Much to their chagrin, the powers that be declared that Roma must play their quarterfinal match against the lower seeded Fiorentina on the road. Two clubs currently riding two game losing streaks collide Wednesday with a trip to the semifinals of the Coppa Italia in the balance.
This being Roma, this otherwise banal (depending on your valuation of domestic cups) match is replete with controversy. Roma, having finished ahead of the Viola last year, would normally have the benefit of the being the home side in this match. However, due to Lazio also reaching the quarter finals and defeating that same Catania side 3-0 last Tuesday at the Olimpico, Roma cannot, by rule, play this match on the same grounds because the matches occurred "concurrently".
Franco Baldini, ever the pragmatic gentleman, took his appeal to a higher court, the FIGC Court of Justice to be exact, an oxymoron if there ever was one, and was quickly rebuked. Despite their being eight days of lag time, the matches were still deemed to be concurrent, meaning Roma has to play this fixture on the road, their third straight match away from Rome. The Silver Star won't come easy.

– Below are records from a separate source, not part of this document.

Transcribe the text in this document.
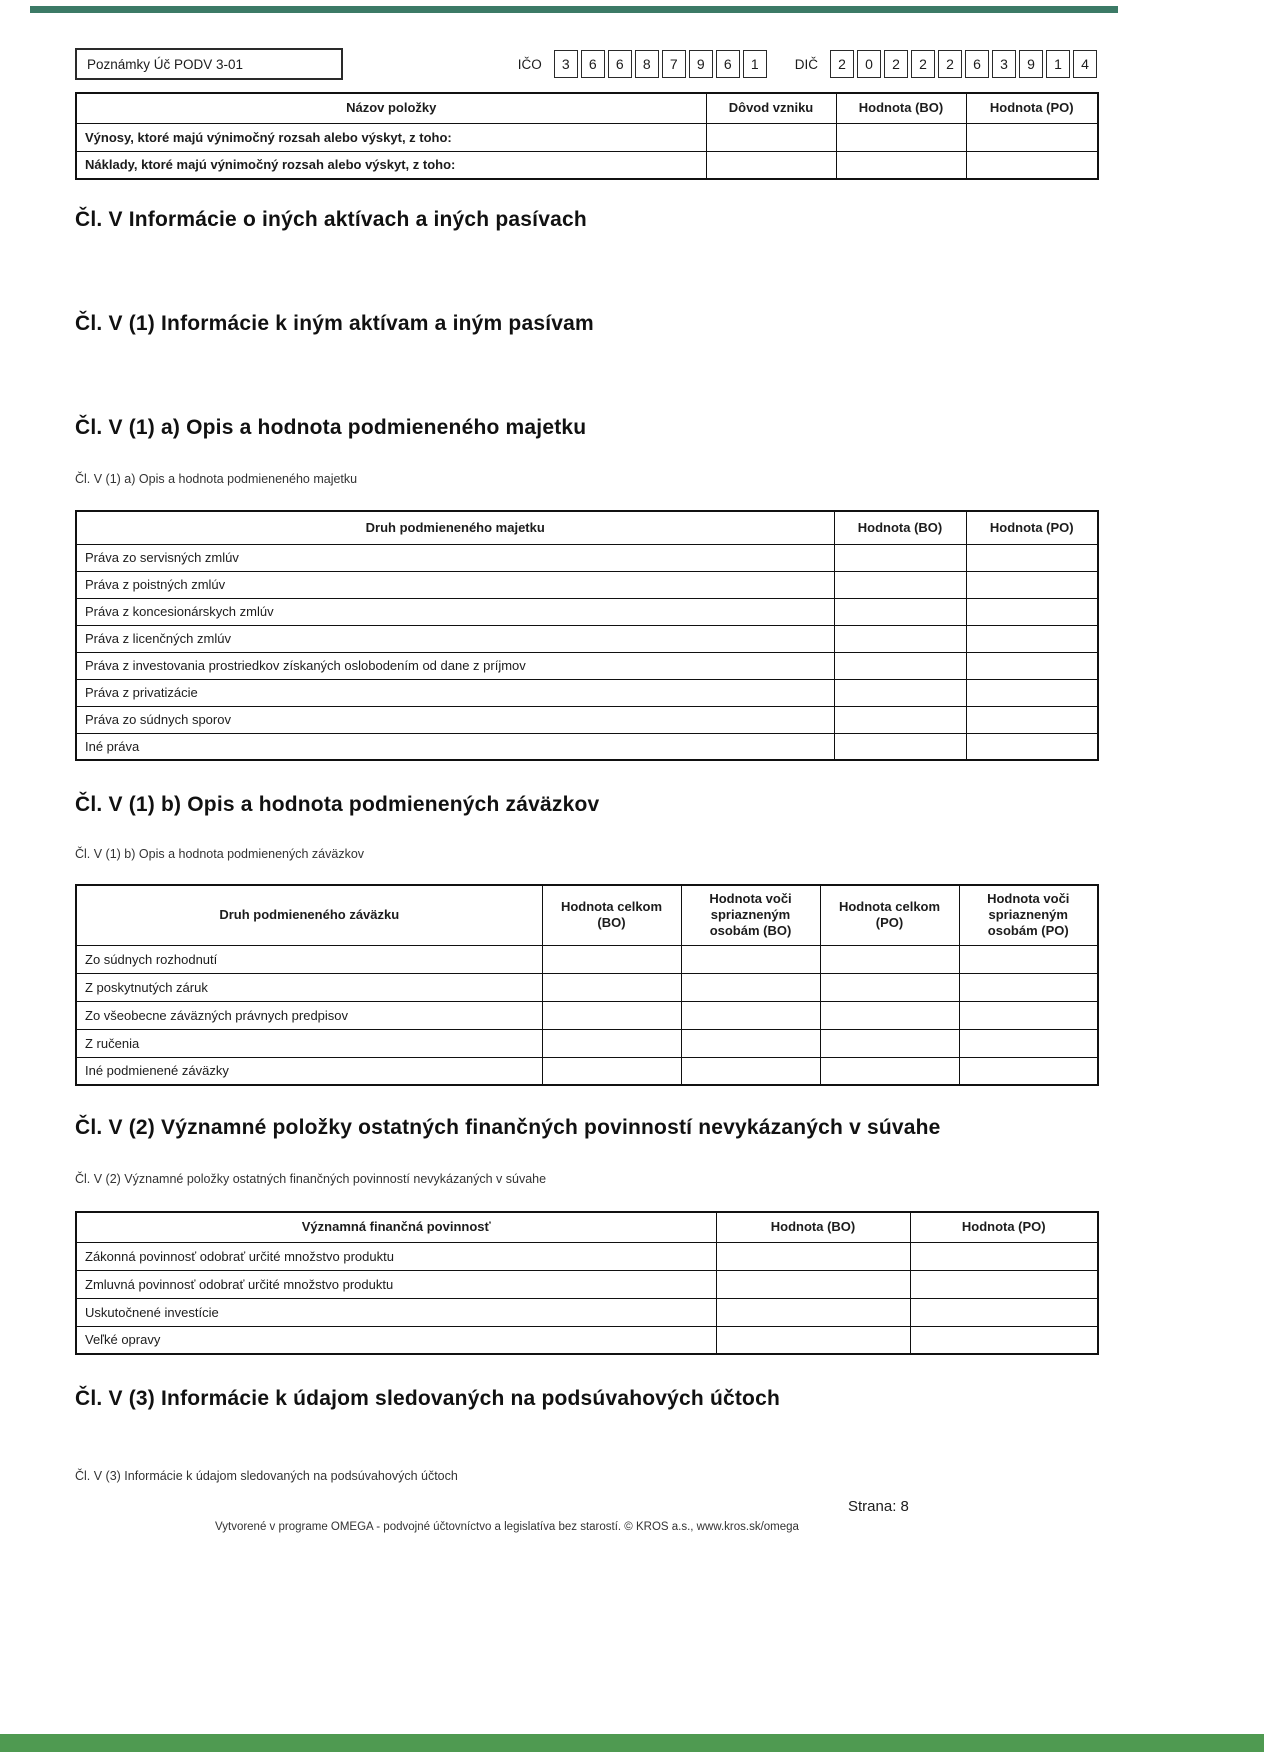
Poznámky Úč PODV 3-01	IČO	3	6	6	8	7	9	6	1	DIČ	2	0	2	2	2	6	3	9	1	4
Názov položky	Dôvod vzniku	Hodnota (BO)	Hodnota (PO)
Výnosy, ktoré majú výnimočný rozsah alebo výskyt, z toho:			
Náklady, ktoré majú výnimočný rozsah alebo výskyt, z toho:			
Čl. V Informácie o iných aktívach a iných pasívach
Čl. V (1) Informácie k iným aktívam a iným pasívam
Čl. V (1) a) Opis a hodnota podmieneného majetku
Čl. V (1) a) Opis a hodnota podmieneného majetku
Druh podmieneného majetku	Hodnota (BO)	Hodnota (PO)
Práva zo servisných zmlúv		
Práva z poistných zmlúv		
Práva z koncesionárskych zmlúv		
Práva z licenčných zmlúv		
Práva z investovania prostriedkov získaných oslobodením od dane z príjmov		
Práva z privatizácie		
Práva zo súdnych sporov		
Iné práva		
Čl. V (1) b) Opis a hodnota podmienených záväzkov
Čl. V (1) b) Opis a hodnota podmienených záväzkov
Druh podmieneného záväzku	Hodnota celkom (BO)	Hodnota voči spriazneným osobám (BO)	Hodnota celkom (PO)	Hodnota voči spriazneným osobám (PO)
Zo súdnych rozhodnutí				
Z poskytnutých záruk				
Zo všeobecne záväzných právnych predpisov				
Z ručenia				
Iné podmienené záväzky				
Čl. V (2) Významné položky ostatných finančných povinností nevykázaných v súvahe
Čl. V (2) Významné položky ostatných finančných povinností nevykázaných v súvahe
Významná finančná povinnosť	Hodnota (BO)	Hodnota (PO)
Zákonná povinnosť odobrať určité množstvo produktu		
Zmluvná povinnosť odobrať určité množstvo produktu		
Uskutočnené investície		
Veľké opravy		
Čl. V (3) Informácie k údajom sledovaných na podsúvahových účtoch
Čl. V (3) Informácie k údajom sledovaných na podsúvahových účtoch
Strana: 8
Vytvorené v programe OMEGA - podvojné účtovníctvo a legislatíva bez starostí. © KROS a.s., www.kros.sk/omega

Adding further difficulty to this fixture will be the absence of Francesco Totti, who is out with a lingering thigh issue, which may or may not cost him Sunday's match against Inter. Without their 36-year old lynchpin, the entire Roman attack has often seemed listless and misdirected; a disparity likely to magnified against an opponent as formidable as Fiorentina. No Totti, No Party will surely be put to the test.
Despite the malaise that has suddenly engulfed the club, you might remember that Roma dispatched of Fiorentina quite handily little more than a month ago. That six goal thriller was spearheaded by Leandro Castan's seventh minute goal and trumpeted by two Totti braces and one goal for good measure from Pablo Osvaldo. That was also Roma's fourth consecutive win to that point, a streak which came to a calamitous end against Chievo a week later. Fortunately, Fiorentina also find themselves mired in a mini-losing streak, having lost consecutive matches against Pescara and Udinese, respectively. Two torpid squads enter, one will leave victorious.
This recent quote from Zeman, though given in the wake of the Catania match, surmises the current state of affairs rather succinctly:
What am I most angry about? The fact that the final step was never successful. Actually, we created a lot in the first half but we never managed to capitalise on the chances we created. Could this defeat cause problems for our self-confidence in the future? It could be a problem. But we're Roma and we have to continue fighting. After a good first half our play was too individual and static in the second, even before we let in their goal.
Losing two straight matches, particularly given the run of form they had been on previously, was bad enough, more worrisome is the manner in which they've lost. Having been outscored 5-2 the past two weeks, the attacking zeal, not to mention precision in all facets of the attack, seems to have gone astray. That undefinable, yet unmistakable quality for which Zeman's teams are known just hasn't been there. Whether it's the squandered chances in front of goal or the seeming lack of synchronicity that leads to those chances, something ain't right in Roma.
Zeman's assessment might be accurate; the most deleterious effect on the squad may be psychological. Taking the pitch knowing you can score on anyone at virtually any moment is something that reverberates in both dressing rooms, providing Roma with a subtle mental advantage. Much of that advantage stemmed from the midfield, knowing they could pick the ball up anywhere and quickly feed it to the forwards, defense to attack in the blink of an eye. So it should come as no surprise that the decline in this instant offense has gone hand-in-hand with the performance of the midfield. As they go, so goes Roma.
For much of this season, we've spoken about the Roma that might be, what they will achieve when they have more money, how high they'll climb once the youth realizes their potential and how they'll occupy the rarified air of Europe's elites. Rather than speculating about the future, we should be asking whether or not the constant focus on the future is forsaking the present; Has our collective reach exceeded our current grasp?
In some senses, it seems many fans, and I'm as guilty as any, have taken this season for granted, assuming the collective names and pedigrees on the squad would segue easily into our glorious future. However, the fact remains that Roma are currently a sixth place club, a floundering one some might say.Given the collective experience and general tumult surrounding the project on and off the pitch, did we ever have a right to expect greater than that?
The actual results of this Coppa fixture are rather immaterial to the matters of the day, instead of dreaming of what Roma might be, we need to accept them for what they are and question what needs to be done to move the club onward and upwards. So while you can quibble about the merits or importance of domestic cups, the product on the field is always indicative of the clubs broader aims and philosophy, so in that sense, much can be gleaned from this match.
Plus, adding that Silver Star would be pretty sweet.